Summary: Universal Language Model Fine Tuning
10 Jun 2018 | Sharing is caringIn early 2018, Jeremy Howard and Sebastian Ruder came up with one of the first methods to significantly improve performance of deep learning on nlp tasks by leveraging transfer learning Their findings were reported in their paper – Universal Language Model Fine-tuning for Text Classification (ULMFiT)
Table of Contents
The idea behind transfer learning is simple: [Peter Martigny, 2018]
-
The hidden layers of models are able to learn general knowledge, which can then be used as one big featurizer
-
We can download a pre-trained model and remove the last layer of the network (the fully-connected layer, which projects the features)
-
We can then replace it with a classifier of our choice, tailored to our task (say, a binary classifier to classify a sentence as positive or negative)
-
Thus, we need to train our classification layer only
-
The data we use may be different than the data which was used for pre-training
-
So we do a fine-tuning step, where we train all layers for a [much] short amount of time.
Pre-paper era
Common Technologies
-
Traditional approaches such as one-hot encoding and bag-of-words do not capture information about a word’s meaning or context.
-
Word vectors were used as the defacto representation technique in NLP
-
Word2vec became popular as an approximation to language modeling, followed by others such as GloVe.
-
Transfer learning had meanwhile become a common place in other domains such as computer vision [ImageNet]
Limitations
-
Word vectors used previously learned knowledge only in the first layer of the model — the rest of the network still needed to be trained from scratch.
-
As languages can be quite ambiguous, huge amount of labelled data and the capacity to process it was required
-
Not the idea of LM fine-tuning but our lack of knowledge of how to train them effectively has been hindering wider adoption.
-
LMs overfit to small datasets and suffered catastrophic forgetting when fine-tuned with a classifier.
The paper
Concept in brief
The paper proposes using an AWD-LSTM model for transfer learning from a LM [source] task to the classification [target] task in the following manner:
-
pre-train on a general language modeling (LM) task:
-
Wikitext-103 was used for this purpose [Merity et al., 2017b]
-
Consists of 28,595 preprocessed English Wikipedia articles and 103 million words.
-
Performed only once and improves performance and convergence of downstream models.
-
-
fine tune the LM on target task:
-
Allows to train a robust LM even for small datasets.
-
Different learning rates are used for different layers [discriminatively fine-tuned]
-
Learning rates are first increased linearly, and then decreased gradually after a cut [slanted triangular learning rates]
-
-
fine tune for text classification:
-
LM model is gradually unfreezed starting from the last layer
-
variable length backpropagation sequences are used [Merity et al., 2017a]
-
Classifier is fine-tuned for forward and backward language models and the average is used as final output
-
Experiments and Results
-
ULMFiT with 100 examples = Training from scratch with upto 20k examples [IMDb sentiment analysis]
-
Accuracy of ULMFiT with 1000 examples = Accuracy of FastText model from scratch on full dataset [Kaggle project]
-
combining the predictions of a forward and backwards LM-classifier results in a boost of around 0.5–0.7
-
Even regular LM reaches good performance on larger datasets
-
‘Discr’ and ‘Stlr’ improve performance across all three datasets and are necessary on TREC-6
-
ULMFiT is the only method that shows excellent performance universally
-
performance remains similar or improves until late epochs
ULFiT obtained reductions in error rates over state-of-the-art as follows:
IMDb | DBpedia | Yelp-bi | Yelp-full |
22% | 4.8% | 18.2% | 2.0% |
Note: 10% of the training set was used and error rates with unidirectional LMs were reported.
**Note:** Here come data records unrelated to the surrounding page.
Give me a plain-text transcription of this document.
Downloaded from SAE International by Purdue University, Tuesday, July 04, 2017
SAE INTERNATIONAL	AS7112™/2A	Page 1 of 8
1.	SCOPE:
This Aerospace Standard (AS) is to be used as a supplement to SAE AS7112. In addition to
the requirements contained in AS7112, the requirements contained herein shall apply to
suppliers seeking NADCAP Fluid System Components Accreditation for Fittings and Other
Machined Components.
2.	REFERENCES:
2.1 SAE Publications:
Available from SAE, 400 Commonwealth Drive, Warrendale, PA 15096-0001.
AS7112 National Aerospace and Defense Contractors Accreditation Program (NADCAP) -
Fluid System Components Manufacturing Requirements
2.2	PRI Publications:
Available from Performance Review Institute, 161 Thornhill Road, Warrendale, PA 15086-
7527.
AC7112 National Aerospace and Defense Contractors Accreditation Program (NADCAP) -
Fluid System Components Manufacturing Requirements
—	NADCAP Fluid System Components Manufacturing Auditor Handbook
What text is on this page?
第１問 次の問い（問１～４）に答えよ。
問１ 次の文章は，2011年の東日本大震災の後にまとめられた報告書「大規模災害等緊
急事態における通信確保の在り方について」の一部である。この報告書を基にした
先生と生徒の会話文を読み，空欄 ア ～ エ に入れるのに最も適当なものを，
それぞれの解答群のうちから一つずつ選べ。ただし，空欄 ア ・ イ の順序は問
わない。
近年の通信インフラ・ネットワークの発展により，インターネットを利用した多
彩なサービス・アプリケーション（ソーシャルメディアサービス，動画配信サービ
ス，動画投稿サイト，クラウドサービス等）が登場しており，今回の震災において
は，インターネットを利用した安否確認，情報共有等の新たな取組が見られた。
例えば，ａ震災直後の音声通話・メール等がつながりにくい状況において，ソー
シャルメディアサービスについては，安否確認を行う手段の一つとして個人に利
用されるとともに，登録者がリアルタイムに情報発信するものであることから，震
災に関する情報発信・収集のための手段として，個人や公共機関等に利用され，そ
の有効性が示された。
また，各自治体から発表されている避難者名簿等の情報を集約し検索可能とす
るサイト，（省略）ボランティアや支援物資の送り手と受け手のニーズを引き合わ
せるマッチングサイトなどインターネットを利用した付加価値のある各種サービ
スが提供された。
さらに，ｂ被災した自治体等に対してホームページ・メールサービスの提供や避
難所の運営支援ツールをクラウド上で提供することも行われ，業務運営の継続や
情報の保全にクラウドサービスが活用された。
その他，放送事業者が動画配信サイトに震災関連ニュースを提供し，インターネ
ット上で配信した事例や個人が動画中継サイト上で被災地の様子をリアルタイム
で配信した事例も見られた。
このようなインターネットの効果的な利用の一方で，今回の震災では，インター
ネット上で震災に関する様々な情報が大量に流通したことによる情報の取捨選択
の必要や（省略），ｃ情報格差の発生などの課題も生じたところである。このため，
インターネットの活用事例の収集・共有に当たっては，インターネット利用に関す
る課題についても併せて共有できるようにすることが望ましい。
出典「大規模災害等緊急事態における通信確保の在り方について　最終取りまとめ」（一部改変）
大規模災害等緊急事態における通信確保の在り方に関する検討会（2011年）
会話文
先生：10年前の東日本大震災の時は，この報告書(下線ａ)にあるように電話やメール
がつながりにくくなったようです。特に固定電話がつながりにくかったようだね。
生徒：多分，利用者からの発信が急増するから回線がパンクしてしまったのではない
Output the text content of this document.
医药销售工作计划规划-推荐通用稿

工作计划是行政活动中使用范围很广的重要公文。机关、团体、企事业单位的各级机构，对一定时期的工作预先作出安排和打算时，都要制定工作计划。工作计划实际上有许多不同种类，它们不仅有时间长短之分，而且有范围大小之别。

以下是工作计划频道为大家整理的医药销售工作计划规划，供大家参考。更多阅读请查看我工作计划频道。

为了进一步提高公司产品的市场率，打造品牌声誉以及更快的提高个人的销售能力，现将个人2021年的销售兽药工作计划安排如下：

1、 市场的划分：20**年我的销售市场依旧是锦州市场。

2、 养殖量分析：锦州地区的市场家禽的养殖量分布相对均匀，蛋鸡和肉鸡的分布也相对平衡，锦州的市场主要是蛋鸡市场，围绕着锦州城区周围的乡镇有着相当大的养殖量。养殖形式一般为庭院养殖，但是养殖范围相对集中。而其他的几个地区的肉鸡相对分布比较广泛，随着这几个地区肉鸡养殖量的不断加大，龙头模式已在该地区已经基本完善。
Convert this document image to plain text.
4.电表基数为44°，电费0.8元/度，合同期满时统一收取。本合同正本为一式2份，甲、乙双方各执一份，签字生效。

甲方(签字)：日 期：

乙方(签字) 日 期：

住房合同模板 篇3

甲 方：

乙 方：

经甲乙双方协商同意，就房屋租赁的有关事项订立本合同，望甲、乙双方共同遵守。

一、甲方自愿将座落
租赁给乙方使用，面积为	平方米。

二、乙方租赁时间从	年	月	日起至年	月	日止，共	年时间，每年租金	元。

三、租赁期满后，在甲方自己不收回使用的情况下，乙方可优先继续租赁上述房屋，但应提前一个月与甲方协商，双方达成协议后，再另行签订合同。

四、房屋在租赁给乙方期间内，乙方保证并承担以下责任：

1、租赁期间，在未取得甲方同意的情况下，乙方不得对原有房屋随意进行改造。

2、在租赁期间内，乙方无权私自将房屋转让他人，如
The classifier was fine-tuned for 50 epochs
After the paper
With the emergence of better language models, we will be able to further improve our model’s performance
The success achieved by ULMFiT has spurred an interest in applying transfer learning to NLP. In just the next few months after the paper, there were several frameworks proposed (especially fine-tuned language models). A few of the popular ones are:
-
Generative Pre-training: [Radford et al., 2018]
-
Input is transformed differently while pre-training depending on the task to be performed
-
Uses a Transformer network instead of the LSTM used here
-
-
Deep contextualized word representations: [Peters et al., 2018]
-
word embeddings should incorporate word-level characteristics and contextual semantics
-
Instead of just using the final layer, vectors of all internal states are weighted and combined to form the final embeddings
-